O reencontro de Baby e Pepeu

Baby do Brasil puxou o ex-marido Pepeu Gomes de um lado e o filho Pedro Baby do outro, ambos com guitarras em punho. Haviam acabado de tocar “Mil e Uma Noites de Amor” no palco Sunset do Rock in Rio e Baby não se cabia em si: “Esse é um momento único na história da música brasileira. Talvez mais cem anos pra acontecer alguma coisa parecida”, disse a cantora, emocionada por estar fazendo música com o pai de seu filho e com o próprio filho. E realmente foi um momento tanto histórico quanto emocionante.

Ainda mais se levado em conta que ele aconteceu no imenso shopping a céu aberto que é o Rock in Rio, um parque temático sobre si mesmo em que os patrocinadores e a históriia do festival parecem ser mais importantes do que qualquer um dos artistas que venha subir em qualquer palco.

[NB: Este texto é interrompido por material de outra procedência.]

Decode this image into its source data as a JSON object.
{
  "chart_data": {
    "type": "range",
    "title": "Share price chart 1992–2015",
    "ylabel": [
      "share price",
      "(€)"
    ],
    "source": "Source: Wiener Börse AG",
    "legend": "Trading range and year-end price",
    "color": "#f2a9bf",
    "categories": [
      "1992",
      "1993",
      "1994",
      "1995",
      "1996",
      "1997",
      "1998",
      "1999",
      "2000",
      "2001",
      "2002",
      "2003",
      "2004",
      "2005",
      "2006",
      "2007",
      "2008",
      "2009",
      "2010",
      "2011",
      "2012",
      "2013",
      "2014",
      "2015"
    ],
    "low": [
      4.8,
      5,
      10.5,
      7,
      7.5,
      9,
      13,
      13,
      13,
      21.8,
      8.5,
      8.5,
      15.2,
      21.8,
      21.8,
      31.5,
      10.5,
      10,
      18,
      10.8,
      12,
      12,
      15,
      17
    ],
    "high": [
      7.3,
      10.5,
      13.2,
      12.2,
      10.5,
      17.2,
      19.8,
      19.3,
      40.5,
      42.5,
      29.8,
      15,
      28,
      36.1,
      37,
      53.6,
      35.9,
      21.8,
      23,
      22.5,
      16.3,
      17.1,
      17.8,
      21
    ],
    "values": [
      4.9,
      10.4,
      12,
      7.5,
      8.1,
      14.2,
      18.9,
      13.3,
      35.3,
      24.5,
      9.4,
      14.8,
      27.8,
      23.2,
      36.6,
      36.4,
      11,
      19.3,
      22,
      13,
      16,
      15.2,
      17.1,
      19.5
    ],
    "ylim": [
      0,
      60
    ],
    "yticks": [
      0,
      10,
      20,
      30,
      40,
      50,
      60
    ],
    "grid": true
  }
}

No meio daquela bolha de plástico movida a dinheiro, um casal de ex-hippies reencontra sua energia vital ao se entregar a versões intermináveis de hits imortais que dominavam o rádio brasileiro e pavimentaram o caminho para o pop dos anos 80.

Porque Baby e Pepeu, mais do que integrantes de uma das principais bandas da história do rock brasileiro (os Novos Baianos), têm, juntos, uma carreira digna das melhores bandas de rock dos anos 80 – só que eles vieram antes. Pertencem a uma geração que começa a romper tanto com os valores da ditadura militar quanto os da resistência civil, brincando com o pop (antes visto como “alienante” ou “imperialista”), com instrumentos elétricos, com sexo, drogas e rock’n’roll de forma que afrontavam o status quo da MPB e o tradicional cancioneiro latino-brasileiro.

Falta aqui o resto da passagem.